ABC News’ Betsy Stark reports: Listening to the MBA president trying to explain the roots of the financial crisis last night, it was easy to imagine why Americans are so reluctant to sign on to this $700 billion bailout. It's not just that they resent having to rescue Wall Street fat cats who have been living the high life while they struggled to fill their gas tanks and send their kids to college, it's that most of them have no idea -- in economic terms -- what this crisis is all about.
Most Americans understand the stock market -- a little. We show them pictures of the trading floor of the New York Stock Exchange and half the population is invested directly or indirectly in stocks. They know, in rough terms, that the value of their nest eggs goes up and down with the Dow.
But it starts to get a little fuzzy after that. The financial literacy problem in this country is well-documented. Many Americans with 401ks couldn't tell you what's in them and, despite the lesson of Enron,that diversification is the first rule of investing. It's safe to say lots of hardworking Lehman Brothers, Bear Stearns and AIG employees probably lost their life savings when those companies became part of the carnage of this crisis.
We've been told and we've been reporting that frozen credit markets are at the heart of this crisis. But even a lot of smart people don't have the foggiest idea what these invisible markets do for the economy, even when they are not frozen. We've offered various metaphors -- "the plumbing of the economy" and "the circulatory system" -- and Fed Chairman Ben Bernanke has tried his best in Congress over the last couple of days to explain what happens when the plumbing and the circulation fail.

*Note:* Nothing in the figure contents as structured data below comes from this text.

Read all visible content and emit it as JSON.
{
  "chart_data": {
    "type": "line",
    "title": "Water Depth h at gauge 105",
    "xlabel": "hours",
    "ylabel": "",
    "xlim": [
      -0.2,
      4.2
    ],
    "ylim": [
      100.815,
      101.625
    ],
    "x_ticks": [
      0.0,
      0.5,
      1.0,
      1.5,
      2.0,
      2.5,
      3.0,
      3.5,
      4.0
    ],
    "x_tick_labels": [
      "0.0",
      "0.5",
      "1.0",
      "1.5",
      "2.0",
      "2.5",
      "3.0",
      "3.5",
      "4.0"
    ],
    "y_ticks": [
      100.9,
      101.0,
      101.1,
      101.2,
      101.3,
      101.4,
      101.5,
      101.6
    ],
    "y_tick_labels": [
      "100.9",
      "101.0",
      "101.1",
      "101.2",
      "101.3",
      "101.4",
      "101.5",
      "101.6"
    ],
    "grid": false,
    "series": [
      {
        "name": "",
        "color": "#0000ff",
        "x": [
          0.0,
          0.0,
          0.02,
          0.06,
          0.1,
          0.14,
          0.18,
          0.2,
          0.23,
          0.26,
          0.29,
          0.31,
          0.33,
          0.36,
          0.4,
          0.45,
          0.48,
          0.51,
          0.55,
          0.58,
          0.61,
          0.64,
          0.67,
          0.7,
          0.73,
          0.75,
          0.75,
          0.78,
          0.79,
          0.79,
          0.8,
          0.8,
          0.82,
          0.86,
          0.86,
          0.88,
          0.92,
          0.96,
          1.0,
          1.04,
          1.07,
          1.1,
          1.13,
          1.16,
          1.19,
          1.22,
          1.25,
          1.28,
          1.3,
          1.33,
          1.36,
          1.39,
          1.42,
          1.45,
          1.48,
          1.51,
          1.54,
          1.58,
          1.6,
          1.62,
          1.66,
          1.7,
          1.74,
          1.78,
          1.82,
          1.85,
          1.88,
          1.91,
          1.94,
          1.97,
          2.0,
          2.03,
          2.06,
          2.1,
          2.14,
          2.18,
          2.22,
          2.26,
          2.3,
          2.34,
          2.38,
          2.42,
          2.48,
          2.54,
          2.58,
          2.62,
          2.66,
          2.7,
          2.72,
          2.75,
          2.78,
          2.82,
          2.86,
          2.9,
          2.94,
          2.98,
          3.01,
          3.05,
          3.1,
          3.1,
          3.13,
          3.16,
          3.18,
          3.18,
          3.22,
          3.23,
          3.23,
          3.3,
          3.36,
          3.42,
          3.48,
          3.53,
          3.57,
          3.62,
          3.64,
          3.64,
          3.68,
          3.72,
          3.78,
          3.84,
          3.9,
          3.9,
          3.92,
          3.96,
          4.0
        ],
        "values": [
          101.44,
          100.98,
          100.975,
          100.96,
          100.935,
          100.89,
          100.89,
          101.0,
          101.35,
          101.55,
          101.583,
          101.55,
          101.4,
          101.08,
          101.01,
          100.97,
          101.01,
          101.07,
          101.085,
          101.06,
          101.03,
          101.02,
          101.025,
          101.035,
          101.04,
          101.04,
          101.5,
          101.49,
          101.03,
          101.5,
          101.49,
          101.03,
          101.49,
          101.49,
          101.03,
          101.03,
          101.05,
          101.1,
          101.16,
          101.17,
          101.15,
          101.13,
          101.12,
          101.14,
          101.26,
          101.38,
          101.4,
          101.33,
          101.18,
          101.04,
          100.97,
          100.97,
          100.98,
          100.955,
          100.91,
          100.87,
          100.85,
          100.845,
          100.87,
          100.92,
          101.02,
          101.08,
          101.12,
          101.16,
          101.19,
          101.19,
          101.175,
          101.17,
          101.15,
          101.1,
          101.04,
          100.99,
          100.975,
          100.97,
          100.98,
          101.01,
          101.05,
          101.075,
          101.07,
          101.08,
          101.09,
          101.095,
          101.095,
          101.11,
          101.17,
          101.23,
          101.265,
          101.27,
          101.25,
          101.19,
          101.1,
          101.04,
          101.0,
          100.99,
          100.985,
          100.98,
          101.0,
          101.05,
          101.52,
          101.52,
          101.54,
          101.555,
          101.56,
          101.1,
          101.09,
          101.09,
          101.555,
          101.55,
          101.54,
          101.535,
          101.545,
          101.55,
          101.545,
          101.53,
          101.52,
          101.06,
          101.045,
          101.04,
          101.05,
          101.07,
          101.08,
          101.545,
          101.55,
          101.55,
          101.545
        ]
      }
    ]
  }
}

But it wasn't quite adding up to a $700 billion bailout -- until, perhaps, last night.
Even if ordinary Americans are still not able to connect the dots of how the malfunctioning of markets they can't see or understand has morphed into a crisis of epic proportions, they are getting the message about where this all could lead if Congress doesn't cut a deal: Stocks will tank, nest eggs will crumble, retirement dreams will disappear, lending will halt, people will not be able to buy houses, home prices will fall some more, foreclosures will rise some more, consumers will hunker down, corporate profits will sink, jobs will be lost … and those are consequences everyone can understand.